We struck a glancing blow to a sunrise in Portsmouth, then headed on up to The Kank(amagus Highway) and the trailhead for Champney Falls, a cool spot where, on a good year,  there are some radical ice climbs.

The weather was great for hiking, and my lame ankle held up well for the hour-or-so approach.  The trail was well packed and the walking was easy, though at times icy.  I focused on my footwork to avoid tweaking my damaged joints.

We got to The Falls in time to find a small group of guys top-roping thick ice at the left end of things:

It looked like great ice, thick and steep, but it wasn’t the thin stuff the place was known for.

We dropped our packs and broke out the cameras and started playing with the light.
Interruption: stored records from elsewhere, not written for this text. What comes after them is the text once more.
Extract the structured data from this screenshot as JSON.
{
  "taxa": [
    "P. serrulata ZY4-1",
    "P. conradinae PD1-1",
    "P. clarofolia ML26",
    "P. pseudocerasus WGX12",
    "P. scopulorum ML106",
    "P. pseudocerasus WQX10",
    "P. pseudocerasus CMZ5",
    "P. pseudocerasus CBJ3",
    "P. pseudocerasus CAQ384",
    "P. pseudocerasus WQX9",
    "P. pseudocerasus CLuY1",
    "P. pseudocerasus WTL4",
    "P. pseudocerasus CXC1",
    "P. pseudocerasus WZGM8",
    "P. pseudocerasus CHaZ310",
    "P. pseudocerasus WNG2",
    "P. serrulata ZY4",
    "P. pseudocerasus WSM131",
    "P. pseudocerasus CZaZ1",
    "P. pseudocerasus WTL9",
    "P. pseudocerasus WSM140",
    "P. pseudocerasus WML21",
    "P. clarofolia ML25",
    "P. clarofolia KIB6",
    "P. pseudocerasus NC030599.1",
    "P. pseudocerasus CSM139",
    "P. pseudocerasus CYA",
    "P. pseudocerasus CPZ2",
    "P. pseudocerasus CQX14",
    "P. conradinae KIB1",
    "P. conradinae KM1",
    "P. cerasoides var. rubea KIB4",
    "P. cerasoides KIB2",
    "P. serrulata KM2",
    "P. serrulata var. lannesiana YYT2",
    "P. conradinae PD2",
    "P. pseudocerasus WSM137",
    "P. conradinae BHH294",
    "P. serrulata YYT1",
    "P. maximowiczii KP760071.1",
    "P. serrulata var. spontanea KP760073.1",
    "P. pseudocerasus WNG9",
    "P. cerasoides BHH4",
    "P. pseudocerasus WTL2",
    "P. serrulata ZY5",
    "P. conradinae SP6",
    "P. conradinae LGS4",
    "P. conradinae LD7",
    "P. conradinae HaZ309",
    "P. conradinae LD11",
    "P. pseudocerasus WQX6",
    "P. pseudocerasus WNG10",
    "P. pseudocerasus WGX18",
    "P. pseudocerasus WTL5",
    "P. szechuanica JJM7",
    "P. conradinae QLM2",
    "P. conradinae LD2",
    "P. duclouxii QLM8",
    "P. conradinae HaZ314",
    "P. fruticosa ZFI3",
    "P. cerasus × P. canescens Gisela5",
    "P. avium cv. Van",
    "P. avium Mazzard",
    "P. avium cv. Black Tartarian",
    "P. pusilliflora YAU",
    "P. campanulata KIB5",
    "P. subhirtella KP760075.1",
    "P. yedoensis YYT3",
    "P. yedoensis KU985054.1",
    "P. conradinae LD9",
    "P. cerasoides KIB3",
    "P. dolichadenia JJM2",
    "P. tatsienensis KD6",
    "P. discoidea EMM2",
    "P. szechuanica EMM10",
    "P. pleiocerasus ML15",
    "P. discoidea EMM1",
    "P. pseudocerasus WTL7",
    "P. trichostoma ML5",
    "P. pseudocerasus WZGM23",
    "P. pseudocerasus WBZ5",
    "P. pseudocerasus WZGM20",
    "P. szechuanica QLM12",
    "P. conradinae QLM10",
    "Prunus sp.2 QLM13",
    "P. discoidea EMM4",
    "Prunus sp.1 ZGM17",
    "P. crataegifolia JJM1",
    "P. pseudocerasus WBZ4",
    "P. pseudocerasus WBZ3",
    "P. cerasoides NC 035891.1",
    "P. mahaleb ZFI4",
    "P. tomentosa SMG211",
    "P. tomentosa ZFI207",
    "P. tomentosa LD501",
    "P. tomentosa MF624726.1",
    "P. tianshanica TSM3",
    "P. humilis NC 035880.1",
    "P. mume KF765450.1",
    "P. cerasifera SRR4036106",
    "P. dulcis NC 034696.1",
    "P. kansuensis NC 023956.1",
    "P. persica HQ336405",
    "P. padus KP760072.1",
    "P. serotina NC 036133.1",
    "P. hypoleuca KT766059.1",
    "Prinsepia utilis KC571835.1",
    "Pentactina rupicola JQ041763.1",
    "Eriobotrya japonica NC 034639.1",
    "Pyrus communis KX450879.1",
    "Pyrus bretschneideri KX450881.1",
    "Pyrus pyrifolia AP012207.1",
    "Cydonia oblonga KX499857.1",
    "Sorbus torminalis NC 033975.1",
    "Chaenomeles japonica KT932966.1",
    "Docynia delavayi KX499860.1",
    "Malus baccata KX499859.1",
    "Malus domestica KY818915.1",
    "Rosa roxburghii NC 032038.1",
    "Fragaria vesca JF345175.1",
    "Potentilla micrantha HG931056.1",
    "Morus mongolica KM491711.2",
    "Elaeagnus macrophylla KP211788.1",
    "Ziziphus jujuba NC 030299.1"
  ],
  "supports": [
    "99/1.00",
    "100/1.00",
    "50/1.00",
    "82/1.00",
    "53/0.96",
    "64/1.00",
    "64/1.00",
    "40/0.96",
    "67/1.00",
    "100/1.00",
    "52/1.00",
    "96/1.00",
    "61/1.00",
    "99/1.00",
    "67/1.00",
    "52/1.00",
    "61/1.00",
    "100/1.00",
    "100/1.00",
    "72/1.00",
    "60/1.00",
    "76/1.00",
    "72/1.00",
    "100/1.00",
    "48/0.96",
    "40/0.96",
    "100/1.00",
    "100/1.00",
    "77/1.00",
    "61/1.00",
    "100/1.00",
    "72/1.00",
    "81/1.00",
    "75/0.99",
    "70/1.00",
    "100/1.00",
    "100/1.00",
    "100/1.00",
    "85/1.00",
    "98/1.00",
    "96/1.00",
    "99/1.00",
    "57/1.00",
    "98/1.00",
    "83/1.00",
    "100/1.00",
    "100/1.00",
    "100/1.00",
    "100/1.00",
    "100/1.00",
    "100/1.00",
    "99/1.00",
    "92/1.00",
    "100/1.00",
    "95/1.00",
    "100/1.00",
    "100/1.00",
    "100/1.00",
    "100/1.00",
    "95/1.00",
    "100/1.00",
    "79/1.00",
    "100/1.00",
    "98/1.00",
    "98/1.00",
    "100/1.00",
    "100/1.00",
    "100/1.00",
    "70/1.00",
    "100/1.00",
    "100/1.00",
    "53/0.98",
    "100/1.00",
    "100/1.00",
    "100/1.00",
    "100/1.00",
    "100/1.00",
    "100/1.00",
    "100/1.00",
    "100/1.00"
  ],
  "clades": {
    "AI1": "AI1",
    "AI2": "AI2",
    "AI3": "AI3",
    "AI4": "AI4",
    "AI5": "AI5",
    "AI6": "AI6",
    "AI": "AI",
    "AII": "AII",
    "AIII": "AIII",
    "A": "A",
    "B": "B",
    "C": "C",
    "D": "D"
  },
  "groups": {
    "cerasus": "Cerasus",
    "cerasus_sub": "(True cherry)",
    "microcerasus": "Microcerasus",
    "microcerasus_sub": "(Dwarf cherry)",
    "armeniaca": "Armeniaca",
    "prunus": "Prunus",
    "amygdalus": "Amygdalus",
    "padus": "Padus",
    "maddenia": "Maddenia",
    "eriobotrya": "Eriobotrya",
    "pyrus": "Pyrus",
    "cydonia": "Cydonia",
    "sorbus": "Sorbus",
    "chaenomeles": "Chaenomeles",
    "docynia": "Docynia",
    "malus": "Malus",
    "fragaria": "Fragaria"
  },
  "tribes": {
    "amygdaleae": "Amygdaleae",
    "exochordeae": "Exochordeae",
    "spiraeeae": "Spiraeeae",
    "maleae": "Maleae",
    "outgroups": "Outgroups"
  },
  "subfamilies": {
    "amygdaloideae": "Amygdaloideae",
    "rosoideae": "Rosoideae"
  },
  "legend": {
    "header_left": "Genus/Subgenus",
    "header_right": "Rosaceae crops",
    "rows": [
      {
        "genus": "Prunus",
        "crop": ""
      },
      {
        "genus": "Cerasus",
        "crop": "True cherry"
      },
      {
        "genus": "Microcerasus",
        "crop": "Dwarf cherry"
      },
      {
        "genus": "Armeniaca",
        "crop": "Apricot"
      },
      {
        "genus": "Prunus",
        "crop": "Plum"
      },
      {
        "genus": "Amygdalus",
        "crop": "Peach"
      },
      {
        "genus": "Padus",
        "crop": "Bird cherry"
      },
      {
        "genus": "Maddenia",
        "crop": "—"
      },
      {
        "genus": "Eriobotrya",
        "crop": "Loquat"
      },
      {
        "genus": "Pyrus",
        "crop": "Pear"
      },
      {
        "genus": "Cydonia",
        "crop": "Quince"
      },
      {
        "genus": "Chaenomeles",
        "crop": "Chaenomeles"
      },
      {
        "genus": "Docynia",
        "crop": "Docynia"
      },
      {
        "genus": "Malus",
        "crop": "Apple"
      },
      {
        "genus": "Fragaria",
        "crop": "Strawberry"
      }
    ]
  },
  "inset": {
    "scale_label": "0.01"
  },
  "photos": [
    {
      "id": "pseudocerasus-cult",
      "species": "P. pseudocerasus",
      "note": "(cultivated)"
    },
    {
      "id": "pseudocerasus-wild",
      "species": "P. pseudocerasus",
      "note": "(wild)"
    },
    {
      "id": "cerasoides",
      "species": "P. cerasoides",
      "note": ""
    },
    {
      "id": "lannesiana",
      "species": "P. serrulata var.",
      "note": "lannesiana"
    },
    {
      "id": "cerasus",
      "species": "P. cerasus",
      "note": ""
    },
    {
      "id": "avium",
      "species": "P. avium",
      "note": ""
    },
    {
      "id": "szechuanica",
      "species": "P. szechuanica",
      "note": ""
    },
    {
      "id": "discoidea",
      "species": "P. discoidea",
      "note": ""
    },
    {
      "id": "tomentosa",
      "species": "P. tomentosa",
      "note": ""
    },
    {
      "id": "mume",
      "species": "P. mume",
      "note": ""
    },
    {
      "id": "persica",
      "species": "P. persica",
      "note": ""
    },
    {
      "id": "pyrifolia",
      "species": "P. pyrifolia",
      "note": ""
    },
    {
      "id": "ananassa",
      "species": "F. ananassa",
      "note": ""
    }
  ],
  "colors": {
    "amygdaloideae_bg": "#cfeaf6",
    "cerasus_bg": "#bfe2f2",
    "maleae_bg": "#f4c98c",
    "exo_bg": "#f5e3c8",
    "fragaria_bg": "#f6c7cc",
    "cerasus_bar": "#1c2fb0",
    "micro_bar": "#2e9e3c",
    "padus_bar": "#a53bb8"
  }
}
Now, Lizz and I met each other as ice climbers, and we both have decades of mindful experience under our belts.  So it’s hard for us to stand around and watch  people climb, especially when they’re sketchin’ and looking insecure.

And these guys were.   It’s probably not evident in this photo to a non-climber:

…but Lizz and I were fairly crawling out of our skins watching them, and we made a tacit agreement to put our points back on and polish up our Mad Skillz so we might be of some use as role models in these situations in the future.

Anyway, here are a few more shots from the day.

Ice on a blue sky wall:

Dendritic icicles in the stream bed:

Frau B. setting up a shot:

…and what she saw:

…a distant Mount Tripyramid (we think. There are a ton of tightly-packed peaks in The Whites.)

We ended the day down at the Swift River:

…well-frozen, that.

Then we stopped at Rocky Gorge Scenic Area.   The footbridge over the river:

Not the best light, but it was what it was.

All in all, a great day, topped off with a quick dinner at a brew pub/smoke house, and a nice nap on the ride home.